A man who once promised a horrified physio that he would cut down to “just” 70 pints a week should be heading for a spectacular fall but it is the tragic suicide of Colchester team-mate John Lyons that, briefly, throws the boozing and one-night stands into stark relief. Alcohol permeates almost every page of this book but alcoholism is mentioned only once – when McDonough categorically rejects it as a description of his own drinking.

He is more honest in recounting the football side of his career, with team-mates, opponents, referees, supporters, managers and boardroom “suits” all subjected to withering assessments. There’s also a refreshing lack of dressing room omerta. It’s doubtful that Mark Kinsella will thank him for revealing a teenage fling with his landlady, though McDonough stops short of naming the team-mate who goaded Ian Holloway on the pitch by insulting his cancer-stricken wife.

He’s generous to those he respects too, without ever allowing it to affect his behaviour during a game. He idolises Southend boss Bobby Moore and when the manager gets wind of an unsettled score with Newport County’s Tony Pulis he pleads with McDonough not to let the team down. He is duly sent off after just seven minutes following a self-confessed attempt to decapitate the future Stoke manager.

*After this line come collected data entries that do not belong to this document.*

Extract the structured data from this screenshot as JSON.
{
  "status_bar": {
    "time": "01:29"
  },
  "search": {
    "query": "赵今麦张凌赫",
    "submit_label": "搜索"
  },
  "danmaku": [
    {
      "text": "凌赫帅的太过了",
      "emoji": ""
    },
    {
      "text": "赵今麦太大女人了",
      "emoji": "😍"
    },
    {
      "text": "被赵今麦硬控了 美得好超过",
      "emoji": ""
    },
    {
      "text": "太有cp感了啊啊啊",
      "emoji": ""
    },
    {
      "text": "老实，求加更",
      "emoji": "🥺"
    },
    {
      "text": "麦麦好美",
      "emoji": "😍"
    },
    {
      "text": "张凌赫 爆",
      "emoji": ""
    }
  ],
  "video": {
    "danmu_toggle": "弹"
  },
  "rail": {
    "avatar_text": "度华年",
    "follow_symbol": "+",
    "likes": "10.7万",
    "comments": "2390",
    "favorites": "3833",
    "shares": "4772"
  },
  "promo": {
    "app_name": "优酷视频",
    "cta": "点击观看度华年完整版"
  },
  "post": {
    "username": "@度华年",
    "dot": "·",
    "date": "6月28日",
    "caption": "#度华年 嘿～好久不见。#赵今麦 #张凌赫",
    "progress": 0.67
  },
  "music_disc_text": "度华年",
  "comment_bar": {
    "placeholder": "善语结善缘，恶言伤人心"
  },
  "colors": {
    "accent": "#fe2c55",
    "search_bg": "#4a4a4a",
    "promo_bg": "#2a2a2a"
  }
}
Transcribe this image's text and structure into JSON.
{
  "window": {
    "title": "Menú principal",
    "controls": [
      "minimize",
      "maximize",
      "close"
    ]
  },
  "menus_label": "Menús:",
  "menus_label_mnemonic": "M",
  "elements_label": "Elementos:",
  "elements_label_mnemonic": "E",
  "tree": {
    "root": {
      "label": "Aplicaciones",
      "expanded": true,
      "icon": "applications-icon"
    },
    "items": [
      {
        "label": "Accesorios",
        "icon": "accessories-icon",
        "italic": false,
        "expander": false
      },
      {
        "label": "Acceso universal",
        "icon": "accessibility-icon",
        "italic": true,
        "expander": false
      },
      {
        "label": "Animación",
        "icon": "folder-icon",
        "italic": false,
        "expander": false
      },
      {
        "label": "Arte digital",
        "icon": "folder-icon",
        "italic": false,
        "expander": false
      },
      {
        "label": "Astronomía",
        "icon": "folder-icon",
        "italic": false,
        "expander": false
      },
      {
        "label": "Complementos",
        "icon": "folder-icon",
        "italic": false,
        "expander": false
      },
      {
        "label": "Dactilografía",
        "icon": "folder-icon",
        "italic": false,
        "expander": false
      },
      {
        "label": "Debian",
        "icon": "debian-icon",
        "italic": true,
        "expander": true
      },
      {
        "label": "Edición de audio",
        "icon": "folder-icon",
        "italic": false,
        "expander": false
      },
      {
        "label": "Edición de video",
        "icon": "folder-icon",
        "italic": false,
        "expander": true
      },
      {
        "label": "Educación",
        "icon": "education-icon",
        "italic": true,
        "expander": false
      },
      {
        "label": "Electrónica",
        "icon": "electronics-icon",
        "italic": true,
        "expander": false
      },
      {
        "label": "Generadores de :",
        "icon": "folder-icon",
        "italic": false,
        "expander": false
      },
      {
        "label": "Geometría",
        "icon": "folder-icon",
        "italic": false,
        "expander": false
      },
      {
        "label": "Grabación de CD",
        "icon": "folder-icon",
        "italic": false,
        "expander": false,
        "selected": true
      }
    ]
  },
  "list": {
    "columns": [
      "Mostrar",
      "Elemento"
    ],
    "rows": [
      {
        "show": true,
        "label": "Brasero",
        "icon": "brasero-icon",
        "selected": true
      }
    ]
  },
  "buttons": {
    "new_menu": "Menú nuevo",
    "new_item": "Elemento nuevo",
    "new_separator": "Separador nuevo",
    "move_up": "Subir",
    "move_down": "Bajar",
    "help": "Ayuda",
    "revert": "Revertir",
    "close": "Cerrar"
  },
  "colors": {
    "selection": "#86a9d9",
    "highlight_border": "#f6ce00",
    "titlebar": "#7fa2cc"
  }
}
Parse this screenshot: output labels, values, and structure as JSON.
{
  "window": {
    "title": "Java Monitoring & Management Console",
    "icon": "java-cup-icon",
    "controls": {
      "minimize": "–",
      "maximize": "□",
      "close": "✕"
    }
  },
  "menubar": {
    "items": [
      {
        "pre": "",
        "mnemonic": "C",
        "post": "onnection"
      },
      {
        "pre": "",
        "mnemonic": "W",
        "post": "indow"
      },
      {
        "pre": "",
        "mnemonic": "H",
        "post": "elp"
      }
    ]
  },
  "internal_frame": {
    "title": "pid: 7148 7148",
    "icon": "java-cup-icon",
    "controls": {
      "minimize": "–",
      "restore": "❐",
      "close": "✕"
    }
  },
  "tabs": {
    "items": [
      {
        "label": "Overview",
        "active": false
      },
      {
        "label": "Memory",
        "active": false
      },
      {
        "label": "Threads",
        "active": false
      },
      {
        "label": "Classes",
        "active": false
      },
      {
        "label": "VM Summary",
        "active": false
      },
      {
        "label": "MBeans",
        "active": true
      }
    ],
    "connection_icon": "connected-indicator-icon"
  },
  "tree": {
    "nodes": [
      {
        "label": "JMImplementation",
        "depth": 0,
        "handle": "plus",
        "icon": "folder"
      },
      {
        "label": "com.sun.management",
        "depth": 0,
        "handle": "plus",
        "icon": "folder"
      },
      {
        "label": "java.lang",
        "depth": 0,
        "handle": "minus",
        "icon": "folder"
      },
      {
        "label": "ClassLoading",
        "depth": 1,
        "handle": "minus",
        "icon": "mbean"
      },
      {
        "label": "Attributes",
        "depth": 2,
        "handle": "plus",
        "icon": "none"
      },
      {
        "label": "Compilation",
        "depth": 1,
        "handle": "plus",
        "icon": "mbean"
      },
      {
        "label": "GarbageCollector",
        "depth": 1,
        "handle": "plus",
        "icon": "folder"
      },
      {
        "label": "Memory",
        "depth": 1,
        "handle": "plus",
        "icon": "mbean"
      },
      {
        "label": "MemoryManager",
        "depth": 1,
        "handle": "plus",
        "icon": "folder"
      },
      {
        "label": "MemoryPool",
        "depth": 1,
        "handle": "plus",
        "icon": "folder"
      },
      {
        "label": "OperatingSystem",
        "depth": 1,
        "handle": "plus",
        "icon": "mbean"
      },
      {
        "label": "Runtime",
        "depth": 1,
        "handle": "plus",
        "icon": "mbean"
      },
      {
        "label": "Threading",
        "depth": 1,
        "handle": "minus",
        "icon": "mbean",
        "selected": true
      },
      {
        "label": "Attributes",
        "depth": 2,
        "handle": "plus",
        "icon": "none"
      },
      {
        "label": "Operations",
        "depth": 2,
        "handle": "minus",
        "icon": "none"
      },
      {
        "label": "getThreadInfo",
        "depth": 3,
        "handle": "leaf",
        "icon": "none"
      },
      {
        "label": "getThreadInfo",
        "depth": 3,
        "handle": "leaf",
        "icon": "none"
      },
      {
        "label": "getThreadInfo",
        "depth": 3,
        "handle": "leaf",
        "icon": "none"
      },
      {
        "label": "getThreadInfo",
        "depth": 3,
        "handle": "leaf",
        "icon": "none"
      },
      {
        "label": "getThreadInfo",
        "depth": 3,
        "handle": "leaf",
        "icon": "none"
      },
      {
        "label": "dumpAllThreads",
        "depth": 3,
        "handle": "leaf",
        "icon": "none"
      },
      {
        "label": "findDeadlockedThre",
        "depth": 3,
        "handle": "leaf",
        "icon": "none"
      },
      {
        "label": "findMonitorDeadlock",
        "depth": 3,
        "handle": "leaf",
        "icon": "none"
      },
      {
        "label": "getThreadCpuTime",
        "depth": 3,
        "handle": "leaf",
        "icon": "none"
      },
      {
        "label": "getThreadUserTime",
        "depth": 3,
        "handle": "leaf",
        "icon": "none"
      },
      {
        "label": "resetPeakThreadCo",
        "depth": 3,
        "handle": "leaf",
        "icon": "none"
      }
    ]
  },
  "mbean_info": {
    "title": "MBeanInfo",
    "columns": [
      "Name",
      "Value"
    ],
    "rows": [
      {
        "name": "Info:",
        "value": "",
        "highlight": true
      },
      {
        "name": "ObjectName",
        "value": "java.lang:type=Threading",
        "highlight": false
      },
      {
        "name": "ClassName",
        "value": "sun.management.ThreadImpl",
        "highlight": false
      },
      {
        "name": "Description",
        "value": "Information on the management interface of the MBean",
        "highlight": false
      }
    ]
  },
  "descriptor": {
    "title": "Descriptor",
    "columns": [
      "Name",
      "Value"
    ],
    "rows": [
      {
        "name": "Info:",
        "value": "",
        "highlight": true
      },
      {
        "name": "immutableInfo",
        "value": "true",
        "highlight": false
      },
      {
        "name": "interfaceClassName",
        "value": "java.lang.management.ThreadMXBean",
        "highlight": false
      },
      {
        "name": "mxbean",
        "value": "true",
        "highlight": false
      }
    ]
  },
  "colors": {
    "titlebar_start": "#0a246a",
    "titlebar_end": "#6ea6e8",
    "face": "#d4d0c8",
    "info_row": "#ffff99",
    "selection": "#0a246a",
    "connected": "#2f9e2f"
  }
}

Ghostwriter Bernie Friend has a great eye for period detail (there has surely never been a more evocatively named central-defensive partnership than Peterborough’s Neil Firm and Trevor Slack) and there are hilarious insights into some of the more eccentric characters of the era: Exeter boss Jim Iley’s fondness for games of hide and seek during training, for instance. In describing McDonough’s nocturnal activities the book occasionally slips into the kind of graphic detail that wouldn’t be out of place on the top shelf of a backstreet 1980s newsagent but this is still a fascinating voyage through a career described as “a violent trawl through the rough seas of the lower divisions”.